How to successfully manage a ZIO Fiber’s lifecycle
Fibers are the backbone of the highly performant, asynchronous and concurrent abilities of ZIO. They are lightweight “green threads” implemented by the ZIO runtime system.
Forking any IO[E, A]
effect means it will immediately run on a new fiber.
The ZIO documentation recommends that non-advanced programmers avoid fibers and instead use concurrent primitives like raceWith
, zipPar
, foreachPar
, and so forth, which is sound advice.
But very soon in a lot of different applications, there comes a need to fork a new fiber. The best example would be — running some recurring job.
Fiber management edge cases
When managing the application’s fibers there are inevitable edge cases each ZIO user has to be familiar with and be comfortable with.
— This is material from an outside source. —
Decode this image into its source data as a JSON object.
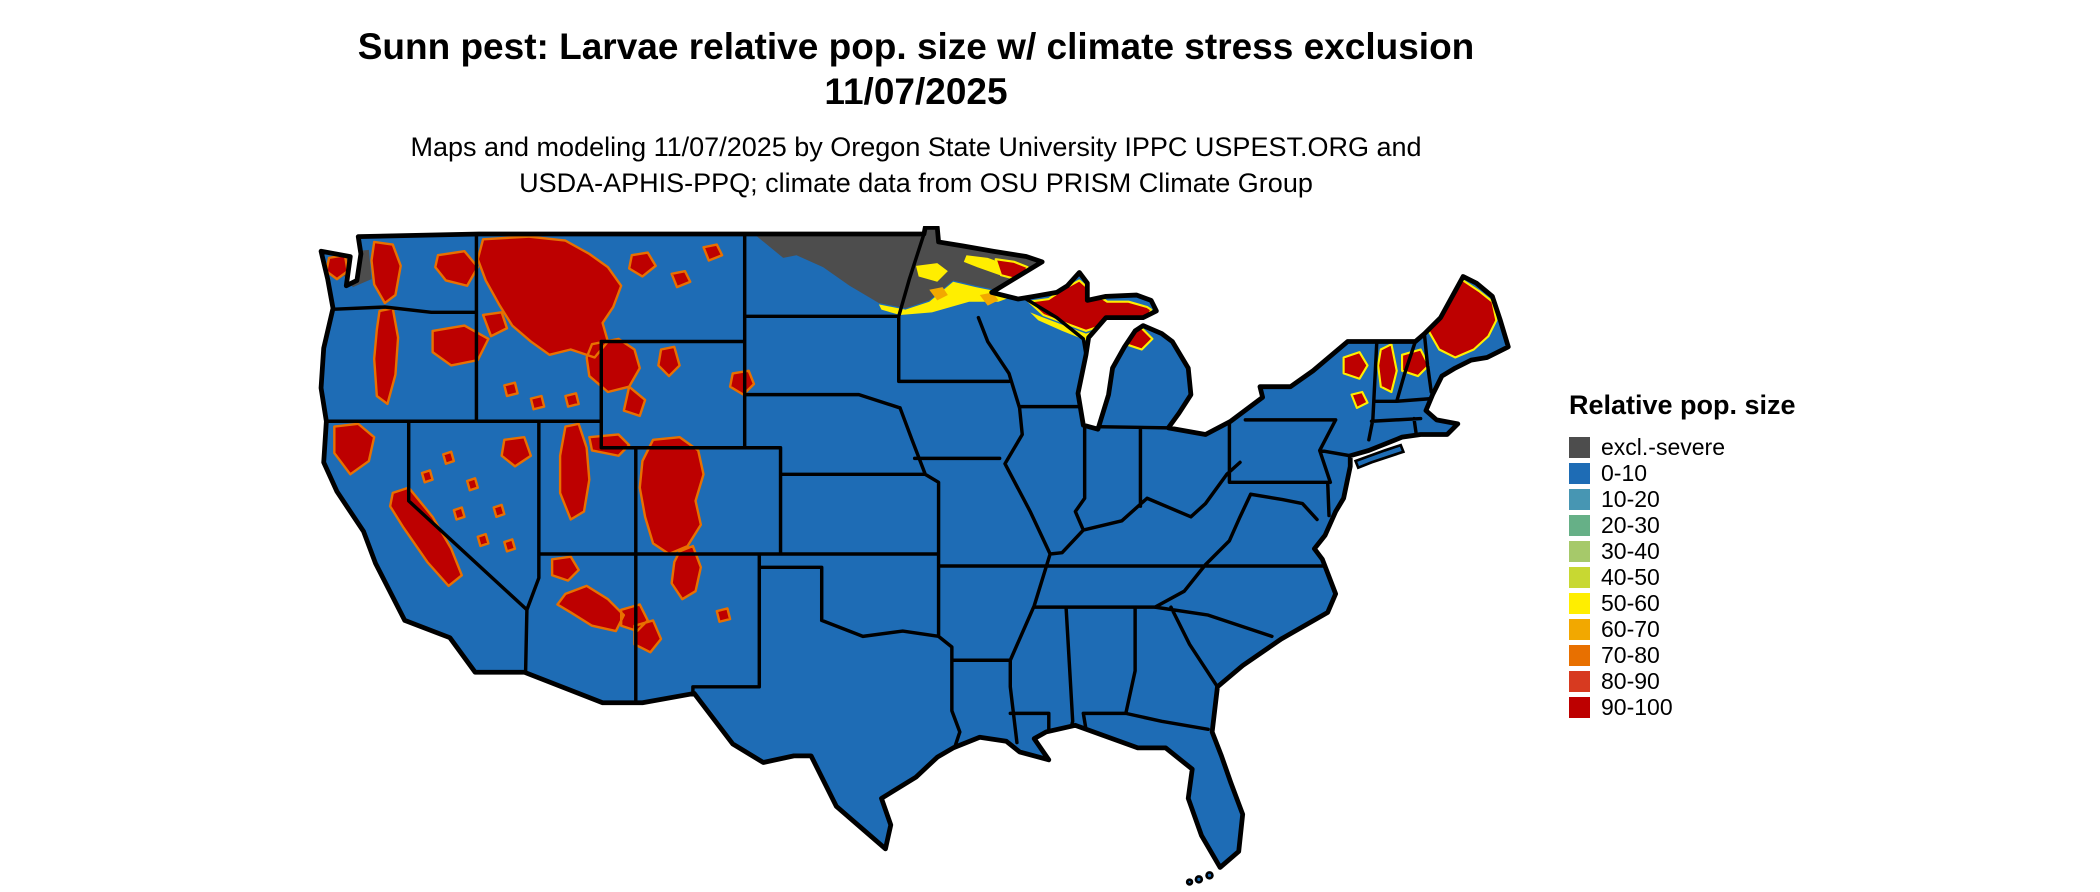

Errors propagate much better in the asynchronous ZIO runtime (via tracing) than within the Scala Future mechanism. But there are still cases where an error can cause a fiber to die unexpectedly.
Fibers can also get stuck on some blocking IO operation, and while it may be interruptible, the fact that the fiber is stuck may not be obvious as no error is thrown.
Track, debug and avoid
This article is about how to track, debug and avoid unexpected behaviour in ZIO fibers, including:
- Making sure that fibers do not die without at least some kind of reporting
- Making sure execution will not get stuck when interrupting a fiber
- Having easily available fiber tracking (fiber dump) in place through ZMX or a custom solution
1. Handling unexpected failures that can cause fibers to die
The code of the example application shown below, creates a periodic job (using the repeat
operator) that is forked to run on its own fiber.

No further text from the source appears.